Aysu Nur Yaman, Exploring Attribution in Turkish Discourse: An Annotation-Based Analysis

M.S. Candidate: Aysu Nur Yaman
Program: Cognitive Science

Abstract: Attribution involves recognizing and crediting sources, a process integral to both written and spoken discourse. This study extends existing frameworks, particularly the Penn Discourse TreeBank (PDTB), which elucidates how sources and statements are attributed in English, to Turkish texts using the Turkish Discourse Bank version 1.2 (TDB 1.2). The aim is to understand the mechanisms of attribution in Turkish and reduce dependency on manual annotation for text analysis. Employing insights from the literature, including lexical control and eventuality specific to Turkish, a tailored annotation scheme was developed. Data annotation achieved strong inter-annotator agreement with Cohen’s kappa coefficients: 0.83 for Arg1, 0.80 for Arg2, and 0.77 for Entire Discourse Relation (Entire Drel), indicating near-perfect to substantial agreement.
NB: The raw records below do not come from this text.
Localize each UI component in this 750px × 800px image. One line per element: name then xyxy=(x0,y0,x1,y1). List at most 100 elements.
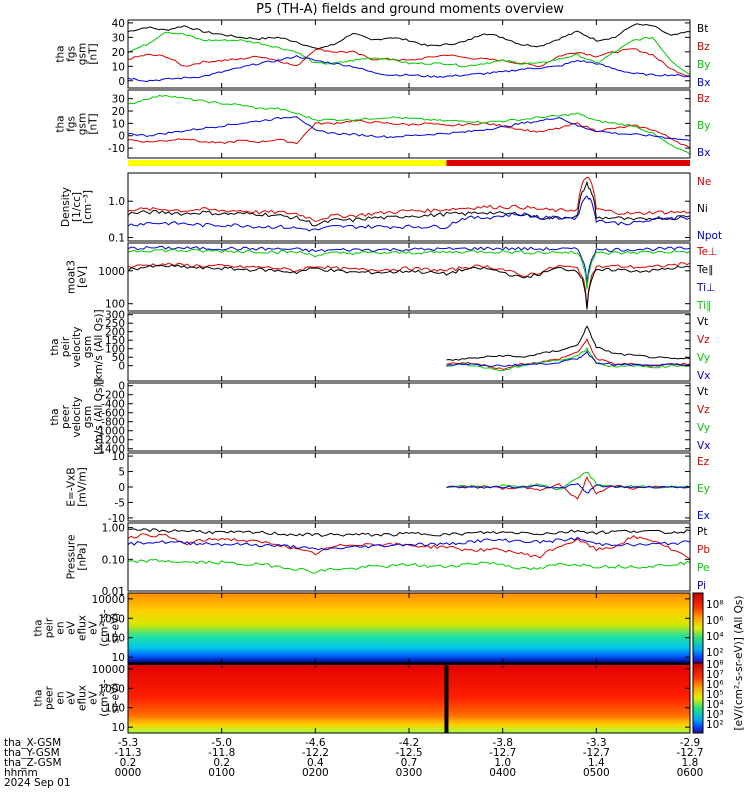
panel-frame xyxy=(127,172,691,242)
legend-label: Ey xyxy=(697,483,710,495)
bottom-date: 2024 Sep 01 xyxy=(4,777,71,789)
ylabel-line: [km/s (All Qs)] xyxy=(93,309,105,384)
legend-label: Bx xyxy=(697,77,710,89)
ytick-label: 10 xyxy=(112,652,125,664)
bottom-row-value: -12.5 xyxy=(395,747,422,759)
bottom-row-label: tha_Y-GSM xyxy=(4,747,60,759)
legend-label: Vz xyxy=(697,334,710,346)
colorbar-label: [eV/(cm²-s-sr-eV)] (All Qs) xyxy=(733,596,745,731)
ytick-label: 1000 xyxy=(98,266,125,278)
legend-label: Vx xyxy=(697,370,710,382)
data-gap-marker xyxy=(444,663,449,733)
ylabel-line: tha xyxy=(33,619,45,636)
bottom-row-label: tha_X-GSM xyxy=(4,737,61,749)
colorbar-tick: 10⁵ xyxy=(706,689,724,701)
panel-6: 0-200-400-600-800-1000-1200-1400 tha peer v… xyxy=(49,379,710,455)
ytick-label: 10000 xyxy=(92,664,125,676)
ylabel-line: velocity xyxy=(71,326,83,367)
bottom-row-value: -2.9 xyxy=(680,737,701,749)
bottom-row-value: -5.3 xyxy=(118,737,139,749)
bottom-row-value: 1.8 xyxy=(682,757,699,769)
ylabel-line: [eV] xyxy=(77,266,89,288)
ytick-label: -400 xyxy=(101,399,125,411)
bottom-row-value: -5.0 xyxy=(211,737,232,749)
bottom-row-value: 0.7 xyxy=(401,757,418,769)
legend-label: Te⊥ xyxy=(696,246,717,258)
ylabel-line: (cm²-s- xyxy=(99,679,111,717)
panel-8: 0.01 0.10 1.00 Pressure [nPa] Pt Pb Pe Pi xyxy=(66,522,710,598)
ylabel-line: [mV/m] xyxy=(77,467,89,506)
legend-label: Bx xyxy=(697,147,710,159)
ytick-label: 0 xyxy=(118,482,125,494)
mode-bar-segment xyxy=(128,160,447,166)
panel-1: 0 10 20 30 40 tha fgs gsm [nT] Bt Bz By Bx xyxy=(55,18,711,89)
ylabel-line: [cm⁻³] xyxy=(82,190,94,224)
series-line-8-1 xyxy=(128,528,691,537)
bottom-row-value: 0200 xyxy=(302,767,329,779)
bottom-row-value: 0100 xyxy=(208,767,235,779)
legend-label: Vz xyxy=(697,404,710,416)
ylabel-line: Pressure xyxy=(66,535,78,580)
series-line-4-3 xyxy=(127,245,691,283)
ytick-label: 20 xyxy=(112,47,125,59)
ylabel-line: [1/cc] xyxy=(71,192,83,222)
colorbar-tick: 10² xyxy=(706,719,724,731)
ylabel-line: gsm xyxy=(77,113,89,135)
ylabel-line: fgs xyxy=(66,116,78,132)
ylabel-line: eflux xyxy=(77,615,89,641)
ytick-label: 10 xyxy=(112,722,125,734)
legend-label: Ez xyxy=(697,456,710,468)
ytick-label: 10000 xyxy=(92,594,125,606)
ytick-label: 100 xyxy=(105,633,125,645)
ylabel-line: (cm²-s- xyxy=(99,609,111,647)
colorbar-tick: 10⁷ xyxy=(706,669,724,681)
series-line-4-1 xyxy=(127,262,691,309)
series-line-2-1 xyxy=(127,119,691,149)
ytick-label: 100 xyxy=(105,299,125,311)
series-line-3-3 xyxy=(127,195,691,232)
ytick-label: 1.0 xyxy=(108,196,125,208)
legend-label: Pt xyxy=(697,526,707,538)
ytick-label: 10 xyxy=(112,118,125,130)
colorbar-tick: 10⁶ xyxy=(706,679,724,691)
legend-label: Ti∥ xyxy=(696,300,711,312)
legend-label: Ne xyxy=(697,176,711,188)
bottom-row-value: -11.8 xyxy=(208,747,235,759)
ytick-label: 20 xyxy=(112,106,125,118)
legend-label: Vt xyxy=(697,386,708,398)
ytick-label: 0 xyxy=(118,381,125,393)
series-line-2-3 xyxy=(127,116,691,142)
series-line-4-2 xyxy=(127,264,691,310)
spectrogram-electron xyxy=(128,663,690,733)
bottom-axis: tha_X-GSM -5.3 -5.0 -4.6 -4.2 -3.8 -3.3 -2.9 tha… xyxy=(4,737,704,789)
plot-title: P5 (TH-A) fields and ground moments over… xyxy=(256,2,564,17)
ylabel-line: eV xyxy=(66,690,78,704)
ylabel-line: [km/s (All Qs)] xyxy=(93,379,105,454)
legend-label: Bz xyxy=(697,41,710,53)
legend-label: Te∥ xyxy=(696,264,713,276)
ylabel-line: peir xyxy=(44,617,56,638)
ytick-label: 0.10 xyxy=(102,554,125,566)
spectrogram-ion xyxy=(128,593,690,663)
bottom-row-value: -4.6 xyxy=(305,737,326,749)
ytick-label: 250 xyxy=(105,318,125,330)
ytick-label: 10 xyxy=(112,61,125,73)
colorbar-tick: 10⁸ xyxy=(706,659,724,671)
series-line-7-3 xyxy=(446,483,691,494)
legend-label: Npot xyxy=(697,230,722,242)
legend-label: Ti⊥ xyxy=(696,282,715,294)
colorbar-electron xyxy=(692,662,704,734)
ytick-label: 200 xyxy=(105,327,125,339)
panel-4: 100 1000 moat3 [eV] Te⊥ Te∥ Ti⊥ Ti∥ xyxy=(66,242,717,312)
panel-7: -10 -5 0 5 10 E=-VxB [mV/m] Ez Ey Ex xyxy=(66,451,710,525)
ylabel-line: moat3 xyxy=(66,260,78,294)
panel-frame xyxy=(127,382,691,452)
bottom-row-value: 0300 xyxy=(396,767,423,779)
bottom-row-value: -12.7 xyxy=(583,747,610,759)
bottom-row-value: 0000 xyxy=(115,767,142,779)
bottom-row-value: 0600 xyxy=(677,767,704,779)
legend-label: By xyxy=(697,120,710,132)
Analysis of the annotated data revealed that the Other (Ot) category dominated with 294 instances, followed by Arg1 (234 instances) and Arg2 (217 instances). The majority of verbs were communicative such as dedi (‘said’) 130 times, dedim (‘I said’) 62 times, söyledi (‘told’) 49 times), with communicative verbs comprising 75.3% of occurrences in relevant categories. Novels and news emerged as rich domains for attribution study, with 1365 and 559 relations respectively. This analysis enriches the TDB and sets a foundation for future automated text analysis.